Suara.com - Menteri Energi dan Sumber Daya Mineral (ESDM) Bahlil Lahadalia menanggapi isu pengangguran di Indonesia dengan pernyataan yang menyentil dalam pidatonya pada pembukaan Human Capital Summit 2025 di Jakarta International Convention Center (JICC), Selasa (3/6/2025).
Bahlil Lahadalia menyebut bahwa masyarakat seharusnya melakukan introspeksi dan tidak “kufur nikmat” ketika berbicara soal ketersediaan lapangan kerja di Indonesia.
Pernyataan tersebut dilontarkan Bahlil Lahadalia di tengah pembahasan mengenai upaya pemerintah dalam mendorong pertumbuhan sektor-sektor strategis seperti lifting minyak dan hilirisasi industri.
Menurutnya, dua sektor tersebut memiliki potensi yang sangat besar dalam menyerap tenaga kerja dengan jumlah signifikan.
"Jadi kalau ada yang mengatakan bahwa lapangan pekerjaan tidak ada, saya pikir harus kita menjadi introspeksi kolektif gitu ya dan jangan kufur nikmat," kata Bahlil Lahadalia.
Ia juga menjelaskan bahwa hingga tahun 2030, pemerintah menargetkan proyek-proyek di sektor minyak dan hilirisasi industri mampu menyerap 6,2 juta tenaga kerja secara langsung.
Angka tersebut belum termasuk efek berantai dari kegiatan ekonomi yang akan mendorong terciptanya lapangan kerja tambahan di sektor pendukung. Menurut data yang diterima Kementerian ESDM, terdapat 3.764 jenis pekerjaan di sektor ini.

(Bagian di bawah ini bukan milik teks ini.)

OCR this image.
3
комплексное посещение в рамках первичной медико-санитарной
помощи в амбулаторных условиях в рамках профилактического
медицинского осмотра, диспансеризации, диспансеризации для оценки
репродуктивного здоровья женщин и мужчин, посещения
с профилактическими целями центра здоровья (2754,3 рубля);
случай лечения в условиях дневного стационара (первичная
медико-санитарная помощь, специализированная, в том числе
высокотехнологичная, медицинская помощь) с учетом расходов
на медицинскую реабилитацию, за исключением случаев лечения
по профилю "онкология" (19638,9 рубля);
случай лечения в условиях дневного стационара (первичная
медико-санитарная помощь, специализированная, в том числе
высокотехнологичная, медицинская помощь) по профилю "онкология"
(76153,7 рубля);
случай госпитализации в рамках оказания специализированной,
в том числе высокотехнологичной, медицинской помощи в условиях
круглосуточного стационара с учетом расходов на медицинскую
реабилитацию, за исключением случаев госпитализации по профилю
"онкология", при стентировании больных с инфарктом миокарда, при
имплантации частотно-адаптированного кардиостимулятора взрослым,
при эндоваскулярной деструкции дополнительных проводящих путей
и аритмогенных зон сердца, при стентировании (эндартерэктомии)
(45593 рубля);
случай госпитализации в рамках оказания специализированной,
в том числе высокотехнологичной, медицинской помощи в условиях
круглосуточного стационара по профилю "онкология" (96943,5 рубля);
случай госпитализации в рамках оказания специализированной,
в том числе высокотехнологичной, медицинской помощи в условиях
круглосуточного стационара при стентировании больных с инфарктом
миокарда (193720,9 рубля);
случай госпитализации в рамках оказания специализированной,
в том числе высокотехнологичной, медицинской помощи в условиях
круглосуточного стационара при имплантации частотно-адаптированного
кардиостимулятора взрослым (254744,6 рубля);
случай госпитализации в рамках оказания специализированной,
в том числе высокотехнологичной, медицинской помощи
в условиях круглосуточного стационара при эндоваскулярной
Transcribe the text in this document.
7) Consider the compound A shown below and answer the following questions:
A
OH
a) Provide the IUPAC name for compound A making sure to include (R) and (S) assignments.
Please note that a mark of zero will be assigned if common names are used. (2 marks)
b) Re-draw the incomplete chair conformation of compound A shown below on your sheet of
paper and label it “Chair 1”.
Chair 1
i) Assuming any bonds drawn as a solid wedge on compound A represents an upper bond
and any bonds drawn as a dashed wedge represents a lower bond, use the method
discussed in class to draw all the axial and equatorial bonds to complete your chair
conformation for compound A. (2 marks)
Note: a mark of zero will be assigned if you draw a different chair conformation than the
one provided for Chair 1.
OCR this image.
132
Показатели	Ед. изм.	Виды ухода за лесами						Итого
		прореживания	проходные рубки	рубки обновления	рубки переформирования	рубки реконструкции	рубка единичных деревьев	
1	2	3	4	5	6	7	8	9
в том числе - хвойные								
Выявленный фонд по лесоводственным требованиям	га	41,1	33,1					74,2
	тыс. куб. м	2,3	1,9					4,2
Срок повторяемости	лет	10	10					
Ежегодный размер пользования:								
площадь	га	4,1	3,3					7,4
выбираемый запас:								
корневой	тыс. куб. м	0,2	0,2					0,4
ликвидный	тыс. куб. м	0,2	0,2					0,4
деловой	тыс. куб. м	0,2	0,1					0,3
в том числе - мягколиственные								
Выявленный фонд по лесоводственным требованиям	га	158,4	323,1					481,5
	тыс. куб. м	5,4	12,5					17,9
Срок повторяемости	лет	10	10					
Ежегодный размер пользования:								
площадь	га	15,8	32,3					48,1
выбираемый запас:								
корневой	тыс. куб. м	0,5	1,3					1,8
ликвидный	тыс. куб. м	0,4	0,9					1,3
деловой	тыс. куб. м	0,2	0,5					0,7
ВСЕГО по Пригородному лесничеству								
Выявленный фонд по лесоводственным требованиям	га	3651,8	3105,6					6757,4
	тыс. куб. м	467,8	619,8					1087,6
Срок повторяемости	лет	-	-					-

Dari jumlah tersebut, 79 persen berada di sektor energi baru dan konservasi energi (EBTKE), 14 persen berada di sektor minyak dan gas bumi (migas), serta tujuh persen berada di sektor geologi, mineral, dan batubara (geominerba).
Namun, masih ada sekitar 487 jenis pekerjaan yang belum banyak diketahui masyarakat.
Baca Juga: CEK FAKTA: Lowongan Kerja Relawan Iduladha Bergaji Rp 5 Juta, Benarkah?
Dorongan Peningkatan Kualitas SDM
Lebih lanjut, Bahlil Lahadalia menekankan pentingnya peningkatan kualitas sumber daya manusia (SDM) dalam menghadapi dinamika pasar kerja.
Ia mendorong masyarakat, khususnya pencari kerja, untuk aktif menyesuaikan diri dengan kebutuhan industri modern. Hal ini menurut Bahlil Lahadalia menjadi salah satu langkah konkret untuk memanfaatkan peluang kerja yang terus berkembang.
Bahlil Lahadalia juga mengajak lembaga pendidikan tinggi, khususnya universitas dan perguruan tinggi, untuk segera melakukan penyesuaian kurikulum dan sistem pembelajaran. Sebab ia menilai banyak kampus di Indonesia belum mampu mencetak lulusan yang siap pakai di sektor industri yang sedang tumbuh.
"Kampus segera menyesuaikan. Jangan kampus melahirkan output lulusan kampus yang tidak adaptif dengan tuntutan lapangan pekerjaan. Nanti orang Papua bilang tulis lain, baca lain, bikin lain," ujarnya.
Menurutnya, universitas perlu melakukan reformasi pendidikan agar dapat mencetak lulusan yang tidak hanya memiliki gelar akademik, tetapi juga kompetensi teknis dan soft skills yang relevan dengan kebutuhan dunia kerja.
Tantangan Pengangguran
Pernyataan Bahlil Lahadalia muncul di tengah kekhawatiran atas peningkatan jumlah pengangguran di Indonesia. Berdasarkan laporan Dana Moneter Internasional (IMF), Indonesia menempati posisi ketiga sebagai negara dengan tingkat pengangguran tertinggi di Asia setelah Pakistan dan Cina.
IMF memproyeksikan tingkat pengangguran Indonesia pada 2025 berada di angka 5 persen dan diprediksi meningkat 0,1 persen dalam tiga tahun mendatang.
Sementara itu, data dari Badan Pusat Statistik (BPS) mencatat bahwa jumlah angkatan kerja Indonesia pada tahun ini meningkat sebanyak 3,67 juta orang menjadi 153,05 juta jiwa. Namun tidak seluruhnya terserap oleh pasar kerja.
Hingga Februari 2025, jumlah pengangguran di Indonesia tercatat sebanyak 7,28 juta orang, naik 83.450 orang dibandingkan Februari 2024.
BPS juga mencatat bahwa sebagian besar pengangguran berasal dari lulusan sekolah menengah atas (SMA) dan perguruan tinggi, yang menunjukkan adanya kesenjangan antara keterampilan lulusan dengan kebutuhan industri.